Meet Cornelia Potts. She is fabulously wealthy, having made a fortune through the sale of shoes which she has designed - the Potts Shoe for Women, at $3.99 a pair. She lives in a peculiar mansion on Riverside Drive in New York City, in front of which is the giant statue of a shoe. Yes, she's the embodiment of that nursery rhyme character, the old woman who lived in a shoe. She is also one of the least pleasant people you are likely ever to meet. Married twice, she has had six children, three by each husband. The first three, to put it politely, are mentally disturbed in the extreme, and there is very little love lost among the family members. Sounds like the perfect set up for a murder, doesn't it? You'll find the whole story in the 1943 novel There Was an Old Woman, by Ellery Queen. It's the subject of today's audio review on the Classic Mysteries podcast, and you can listen to the full review by clicking here.
I'm pretty sure that most visitors to this blog already know about Ellery Queen the author and Ellery Queen the character. Frederick Dannay and Manfred Lee were cousins who wrote their mystery novels as "Ellery Queen," novels which featured as their detective a character named Ellery Queen, the son of a New York City police inspector.

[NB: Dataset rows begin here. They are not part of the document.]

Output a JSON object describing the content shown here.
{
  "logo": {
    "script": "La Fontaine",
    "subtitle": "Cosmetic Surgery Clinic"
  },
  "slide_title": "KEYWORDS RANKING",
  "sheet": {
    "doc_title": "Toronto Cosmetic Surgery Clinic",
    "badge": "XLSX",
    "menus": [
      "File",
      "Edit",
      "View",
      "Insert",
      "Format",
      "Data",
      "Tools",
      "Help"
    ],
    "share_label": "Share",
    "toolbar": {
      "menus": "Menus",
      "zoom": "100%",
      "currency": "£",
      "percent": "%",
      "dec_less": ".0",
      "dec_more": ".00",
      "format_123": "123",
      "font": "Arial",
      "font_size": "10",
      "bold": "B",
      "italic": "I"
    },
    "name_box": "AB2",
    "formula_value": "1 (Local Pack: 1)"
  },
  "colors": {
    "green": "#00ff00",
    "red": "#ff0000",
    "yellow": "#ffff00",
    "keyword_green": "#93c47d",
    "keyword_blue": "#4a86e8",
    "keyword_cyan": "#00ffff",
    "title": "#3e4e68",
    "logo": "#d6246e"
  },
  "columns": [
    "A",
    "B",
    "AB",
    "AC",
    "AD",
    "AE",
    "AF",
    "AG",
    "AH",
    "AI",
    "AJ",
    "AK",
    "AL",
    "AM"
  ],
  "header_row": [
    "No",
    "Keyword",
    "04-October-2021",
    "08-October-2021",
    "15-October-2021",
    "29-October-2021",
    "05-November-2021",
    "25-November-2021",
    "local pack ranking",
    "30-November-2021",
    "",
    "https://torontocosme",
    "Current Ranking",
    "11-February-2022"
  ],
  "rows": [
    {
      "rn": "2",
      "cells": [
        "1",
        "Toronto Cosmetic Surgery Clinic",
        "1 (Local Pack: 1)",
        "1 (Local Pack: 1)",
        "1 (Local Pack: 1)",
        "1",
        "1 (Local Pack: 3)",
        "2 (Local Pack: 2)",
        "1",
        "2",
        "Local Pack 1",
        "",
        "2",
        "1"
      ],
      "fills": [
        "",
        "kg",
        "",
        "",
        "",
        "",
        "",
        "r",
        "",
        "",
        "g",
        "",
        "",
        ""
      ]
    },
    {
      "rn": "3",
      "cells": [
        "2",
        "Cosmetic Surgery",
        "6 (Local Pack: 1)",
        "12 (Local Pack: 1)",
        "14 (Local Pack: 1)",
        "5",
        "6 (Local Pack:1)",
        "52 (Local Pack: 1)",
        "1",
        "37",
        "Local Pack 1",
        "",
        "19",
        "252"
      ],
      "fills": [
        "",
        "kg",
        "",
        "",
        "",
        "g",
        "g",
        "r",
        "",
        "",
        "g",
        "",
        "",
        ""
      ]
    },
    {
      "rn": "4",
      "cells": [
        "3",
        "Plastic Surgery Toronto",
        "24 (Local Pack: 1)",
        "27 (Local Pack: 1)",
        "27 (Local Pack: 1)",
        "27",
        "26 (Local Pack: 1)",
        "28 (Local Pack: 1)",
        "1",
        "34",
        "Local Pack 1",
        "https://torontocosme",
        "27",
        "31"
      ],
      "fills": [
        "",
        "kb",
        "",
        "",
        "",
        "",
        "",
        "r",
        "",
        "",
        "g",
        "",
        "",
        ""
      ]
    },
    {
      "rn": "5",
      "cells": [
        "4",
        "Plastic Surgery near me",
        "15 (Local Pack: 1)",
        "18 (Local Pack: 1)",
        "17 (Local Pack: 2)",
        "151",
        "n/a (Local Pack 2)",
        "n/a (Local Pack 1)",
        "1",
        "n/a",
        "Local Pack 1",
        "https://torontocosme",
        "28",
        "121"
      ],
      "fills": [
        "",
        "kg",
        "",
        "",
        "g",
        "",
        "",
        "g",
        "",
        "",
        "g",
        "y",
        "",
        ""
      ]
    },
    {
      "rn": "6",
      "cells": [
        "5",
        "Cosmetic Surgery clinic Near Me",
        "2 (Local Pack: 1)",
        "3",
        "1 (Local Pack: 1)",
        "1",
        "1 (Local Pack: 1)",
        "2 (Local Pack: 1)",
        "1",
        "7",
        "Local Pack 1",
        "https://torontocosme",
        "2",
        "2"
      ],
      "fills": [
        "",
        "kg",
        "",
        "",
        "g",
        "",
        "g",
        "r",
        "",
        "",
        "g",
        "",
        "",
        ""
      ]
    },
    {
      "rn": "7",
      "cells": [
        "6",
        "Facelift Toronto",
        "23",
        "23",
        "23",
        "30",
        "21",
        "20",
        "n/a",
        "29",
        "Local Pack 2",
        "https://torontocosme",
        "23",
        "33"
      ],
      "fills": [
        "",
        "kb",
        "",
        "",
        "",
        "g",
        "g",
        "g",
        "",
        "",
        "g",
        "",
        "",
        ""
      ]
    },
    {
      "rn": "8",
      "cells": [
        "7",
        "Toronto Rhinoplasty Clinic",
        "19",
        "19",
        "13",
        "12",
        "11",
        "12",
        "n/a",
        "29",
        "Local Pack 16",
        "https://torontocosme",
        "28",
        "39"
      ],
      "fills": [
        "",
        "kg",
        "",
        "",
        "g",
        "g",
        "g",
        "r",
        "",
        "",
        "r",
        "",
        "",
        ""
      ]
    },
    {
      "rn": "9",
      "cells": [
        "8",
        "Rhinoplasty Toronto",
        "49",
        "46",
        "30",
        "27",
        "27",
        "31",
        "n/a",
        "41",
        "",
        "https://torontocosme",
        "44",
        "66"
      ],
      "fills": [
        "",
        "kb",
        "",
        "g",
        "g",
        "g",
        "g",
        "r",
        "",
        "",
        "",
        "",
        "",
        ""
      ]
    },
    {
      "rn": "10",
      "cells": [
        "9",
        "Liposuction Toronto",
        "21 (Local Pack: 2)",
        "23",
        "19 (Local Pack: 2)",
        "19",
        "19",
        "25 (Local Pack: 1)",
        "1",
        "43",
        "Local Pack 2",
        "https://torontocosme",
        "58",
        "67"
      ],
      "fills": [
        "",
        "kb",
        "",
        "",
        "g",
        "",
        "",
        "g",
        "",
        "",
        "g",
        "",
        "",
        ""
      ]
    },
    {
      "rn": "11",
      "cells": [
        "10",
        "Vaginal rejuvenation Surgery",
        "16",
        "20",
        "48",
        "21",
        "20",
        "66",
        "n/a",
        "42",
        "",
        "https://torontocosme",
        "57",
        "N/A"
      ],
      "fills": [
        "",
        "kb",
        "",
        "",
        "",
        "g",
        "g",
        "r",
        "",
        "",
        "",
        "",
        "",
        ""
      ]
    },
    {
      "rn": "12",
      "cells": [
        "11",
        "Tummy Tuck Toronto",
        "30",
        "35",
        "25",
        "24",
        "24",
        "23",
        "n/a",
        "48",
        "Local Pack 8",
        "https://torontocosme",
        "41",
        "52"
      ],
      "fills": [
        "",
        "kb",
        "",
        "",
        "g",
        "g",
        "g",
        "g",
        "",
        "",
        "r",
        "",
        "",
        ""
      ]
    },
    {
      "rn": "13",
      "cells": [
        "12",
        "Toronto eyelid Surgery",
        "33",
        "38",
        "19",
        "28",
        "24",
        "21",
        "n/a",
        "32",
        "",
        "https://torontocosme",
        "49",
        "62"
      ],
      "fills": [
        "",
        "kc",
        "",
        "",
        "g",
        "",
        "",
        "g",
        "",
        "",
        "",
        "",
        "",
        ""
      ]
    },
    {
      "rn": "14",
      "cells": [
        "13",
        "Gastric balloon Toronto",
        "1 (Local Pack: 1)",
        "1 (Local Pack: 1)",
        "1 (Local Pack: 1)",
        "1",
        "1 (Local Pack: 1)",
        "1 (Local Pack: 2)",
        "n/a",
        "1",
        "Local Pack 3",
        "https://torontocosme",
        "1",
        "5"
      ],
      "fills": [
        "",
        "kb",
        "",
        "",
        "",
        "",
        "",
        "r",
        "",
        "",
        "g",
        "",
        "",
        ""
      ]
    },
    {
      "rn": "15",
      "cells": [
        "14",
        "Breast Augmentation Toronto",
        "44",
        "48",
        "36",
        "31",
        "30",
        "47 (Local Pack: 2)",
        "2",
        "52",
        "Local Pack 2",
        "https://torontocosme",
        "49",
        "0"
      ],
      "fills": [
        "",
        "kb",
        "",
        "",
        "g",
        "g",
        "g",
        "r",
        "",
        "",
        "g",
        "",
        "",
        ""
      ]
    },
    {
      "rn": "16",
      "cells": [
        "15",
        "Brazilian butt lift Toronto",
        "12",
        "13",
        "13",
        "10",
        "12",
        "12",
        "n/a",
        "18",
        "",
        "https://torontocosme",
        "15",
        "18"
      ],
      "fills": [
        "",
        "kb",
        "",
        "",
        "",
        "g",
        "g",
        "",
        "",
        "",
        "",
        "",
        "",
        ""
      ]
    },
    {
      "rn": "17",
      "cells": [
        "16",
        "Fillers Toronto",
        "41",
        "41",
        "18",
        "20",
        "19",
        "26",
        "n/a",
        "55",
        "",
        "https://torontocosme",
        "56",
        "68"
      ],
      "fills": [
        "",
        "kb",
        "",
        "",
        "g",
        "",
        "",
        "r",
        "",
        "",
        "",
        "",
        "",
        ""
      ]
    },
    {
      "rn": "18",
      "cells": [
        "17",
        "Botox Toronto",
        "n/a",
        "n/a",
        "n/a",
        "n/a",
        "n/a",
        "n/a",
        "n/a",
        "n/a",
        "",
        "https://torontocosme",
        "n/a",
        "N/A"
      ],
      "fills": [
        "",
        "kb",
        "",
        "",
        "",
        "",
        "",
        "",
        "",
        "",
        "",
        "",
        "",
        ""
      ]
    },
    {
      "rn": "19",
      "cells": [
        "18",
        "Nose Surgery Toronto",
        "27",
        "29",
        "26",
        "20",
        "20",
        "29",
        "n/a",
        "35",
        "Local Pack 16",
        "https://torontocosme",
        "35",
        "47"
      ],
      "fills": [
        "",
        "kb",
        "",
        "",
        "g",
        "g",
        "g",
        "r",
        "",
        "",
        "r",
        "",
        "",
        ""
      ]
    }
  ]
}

In There Was an Old Woman, Ellery becomes involved in trying to avert bloodshed when one of Cornelia Potts's sons challenges one of his stepbrothers to a duel. When Ellery's plan fails spectacularly, the detective finds himself trying to solve a murder where everyone saw what happened - but nobody can tell who the real killer was. And, somehow, much of what seems to be happening to the Potts family appears to be linked to the words of that classic nursery rhyme.
It certainly seems as if Ellery Queen – the author – was having a ball putting this one together. Of all the Queen books that I’ve read, this is really one of the most surreal, requiring a pretty hefty suspension of disbelief in order to accept the increasingly outrageous personalities of most of the characters, not to mention their behavior. It’s also typical of Ellery Queen in terms of providing the reader with clues about what’s really happening – clues that the astute reader may follow to uncover that reality. And the book also features another plot gimmick that is a trademark of this author, in that there are several apparent solutions to the mystery, offered sequentially, with each building on the previously offered solution while adding a twist which may change quite suddenly the apparent meaning of a clue. It’s well constructed and lively, and it’s available in paper and as an e-book from the Langtail Press.
The 2015 Bingo Challenge
Continuing my participation in the 2015 Vintage Mystery Bingo challenge. under way at the My Reader's Block blog, There Was an Old Woman is my entry for the square (sixth row, second column) calling for one book with a woman in the title.